Getting the prototype and the theming to click instead of clash as well as it does was a process, Johnson tells us, as it took several iterations to nail it.

“It was a long process getting WarGames: WOPR to resemble the movie," Johnson says. “There are three main elements we had to do well to get the game to feel similar to the movie which are the graphics, sound and story. It took a while to come to that conclusion and get them all right though."

“For example, the visuals needed to be re-worked to fit with the theme and tone of the movie. “At first I wanted cartoony graphics — like Angry Birds, Cut The Rope, etc — simply because that’s what people respond well to on mobile platforms. The cartoony graphics looked great, but we realized it just wouldn’t work because they didn’t scream WarGames at all."
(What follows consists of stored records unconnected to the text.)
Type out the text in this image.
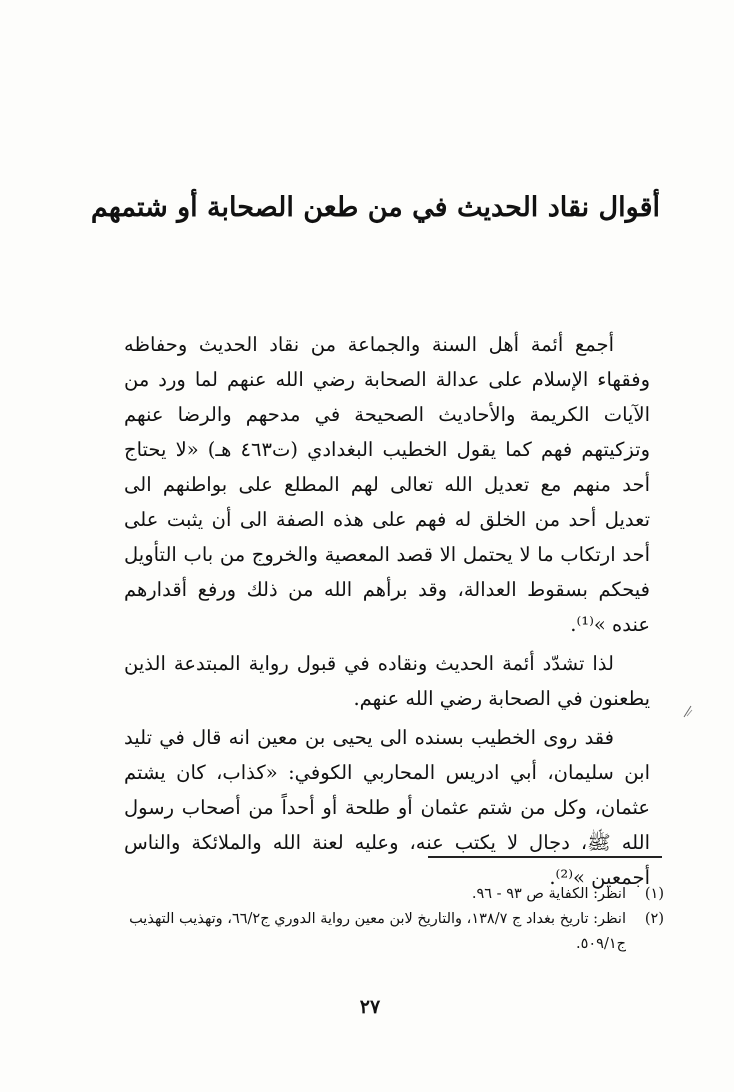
أقوال نقاد الحديث في من طعن الصحابة أو شتمهم

أجمع أئمة أهل السنة والجماعة من نقاد الحديث وحفاظه وفقهاء الإسلام على عدالة الصحابة رضي الله عنهم لما ورد من الآيات الكريمة والأحاديث الصحيحة في مدحهم والرضا عنهم وتزكيتهم فهم كما يقول الخطيب البغدادي (ت٤٦٣ هـ) «لا يحتاج أحد منهم مع تعديل الله تعالى لهم المطلع على بواطنهم الى تعديل أحد من الخلق له فهم على هذه الصفة الى أن يثبت على أحد ارتكاب ما لا يحتمل الا قصد المعصية والخروج من باب التأويل فيحكم بسقوط العدالة، وقد برأهم الله من ذلك ورفع أقدارهم عنده »⁽¹⁾.

لذا تشدّد أئمة الحديث ونقاده في قبول رواية المبتدعة الذين يطعنون في الصحابة رضي الله عنهم.

فقد روى الخطيب بسنده الى يحيى بن معين انه قال في تليد ابن سليمان، أبي ادريس المحاربي الكوفي: «كذاب، كان يشتم عثمان، وكل من شتم عثمان أو طلحة أو أحداً من أصحاب رسول الله ﷺ، دجال لا يكتب عنه، وعليه لعنة الله والملائكة والناس أجمعين »⁽²⁾.

(١)
انظر: الكفاية ص ٩٣ - ٩٦.
(٢)
انظر: تاريخ بغداد ج ١٣٨/٧، والتاريخ لابن معين رواية الدوري ج٦٦/٢، وتهذيب التهذيب ج٥٠٩/١.
٢٧
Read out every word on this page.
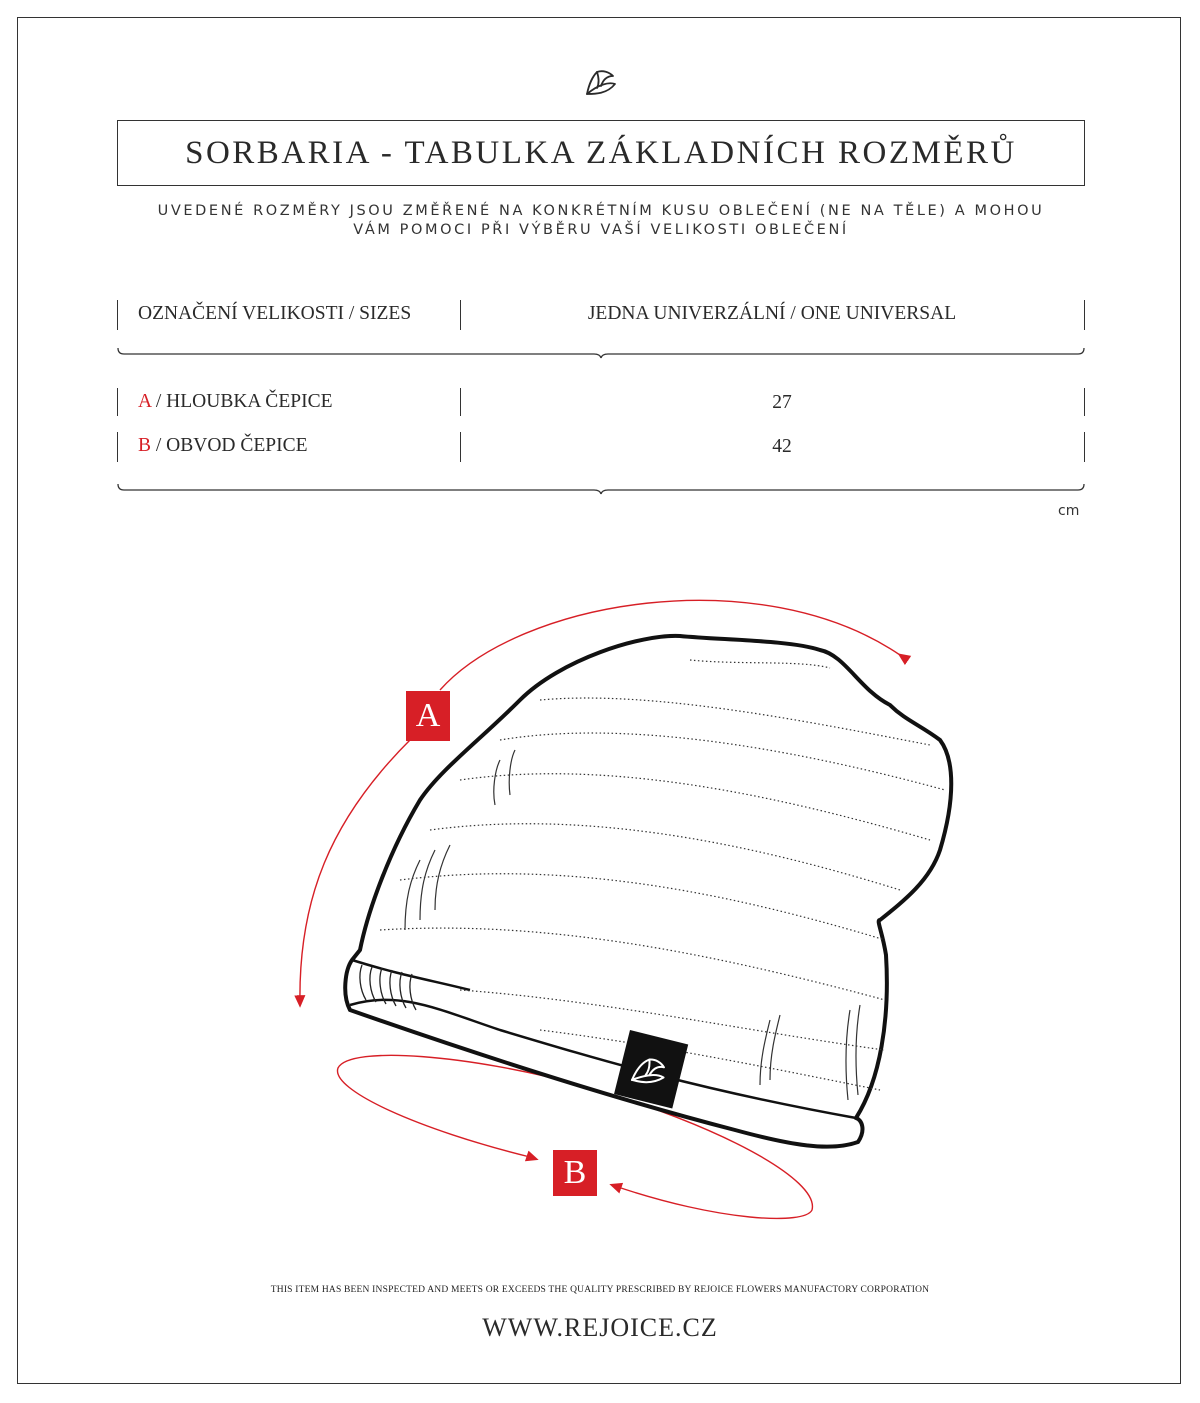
SORBARIA - TABULKA ZÁKLADNÍCH ROZMĚRŮ
UVEDENÉ ROZMĚRY JSOU ZMĚŘENÉ NA KONKRÉTNÍM KUSU OBLEČENÍ (NE NA TĚLE) A MOHOU
VÁM POMOCI PŘI VÝBĚRU VAŠÍ VELIKOSTI OBLEČENÍ
OZNAČENÍ VELIKOSTI / SIZES	JEDNA UNIVERZÁLNÍ / ONE UNIVERSAL
A / HLOUBKA ČEPICE	27
B / OBVOD ČEPICE	42
cm
A
B
THIS ITEM HAS BEEN INSPECTED AND MEETS OR EXCEEDS THE QUALITY PRESCRIBED BY REJOICE FLOWERS MANUFACTORY CORPORATION
WWW.REJOICE.CZ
“Sound was a lot easier simply because most of the sound effects are pulled directly from the movie’s audio track. The story was a whole other, uhh, story!"

“At first the game was based around the idea that you’d be playing as certain cities battling other cities. It was cool because the game had a cold, destructive feeling but it just wasn’t a memorable experience. Plus it would have been much harder to write an interesting story if you’re playing as cities."

“At one point a friend suggested you play as the WOPR computer and battle characters from the movie. This immediately stuck because it gave a great spin on the whole experience since you’re not playing as the obvious choice, David Lightman’s character, and this way the game’s story could follow the movie’s much more closely. Rolling with that idea the story was much easier to put together."

It isn’t lost on Be-Rad that there was another way it could have tackled WarGames the game. It could have made a literal version of the WOPR’s almost completely text-based thermonuclear global war game, for instance.

It’s impossible to pin down all of that game’s mechanics, but the movie showed some glimpses of how it worked. In one scene, for instance, we saw Broderick and his pal, played by Ally Sheedy, drop warheads on a series of cities one-by-one. Across several later scenes, the WOPR took its turn and queued responses. These took several forms, though the most memorable was the scattering of pretend submarines. The WOPR also produced casualty reports and apparently spit out an exhaustive listing of statistics.

Johnson says he didn’t go at the game this way because there’s already a nuclear war simulation game out there. More importantly, though, a heavily text-based simulation game isn’t the kind of title he wanted to play.

“There are a couple reasons I didn’t try to recreate the game from the movie. First of all, Introversion unofficially made the game already. It’s called Defcon. They did a great job with it so there’s no point in making that game again."

“The second reason is that I didn’t want to work on that type of game since it’s not really the type of game I want to play. I’d much rather spend time making a product I’m passionate about because I’ll put much more effort into it and it’ll turn out to be a much better game in the end."

It did. The integration of the movie’s story, theme, and the film’s light-hearted tone are some of the most impressive features of WarGames: WOPR. It feels faithful without being crushingly cheesy. It’s doubtful that Be-Rad would be able to strike a similar balance if WarGames: WOPR was like the movie’s text-based game about killing people or mobilizing armies.

As for the actual game, the core puzzle game experience is solid; the action is fast, the controls feel great, and its strategy is fulfilling — especially when you hit the later levels, as the scenario design pushes you to think around objectives instead of matching.

WarGames: WOPR is a total package, in other words, as it seamlessly integrates the movie and a matching experience into one interestingly themed experience. While this may have been at one point just a prototype looking for a property, Be-Rad has managed to create something faithful and great. And that’s cool.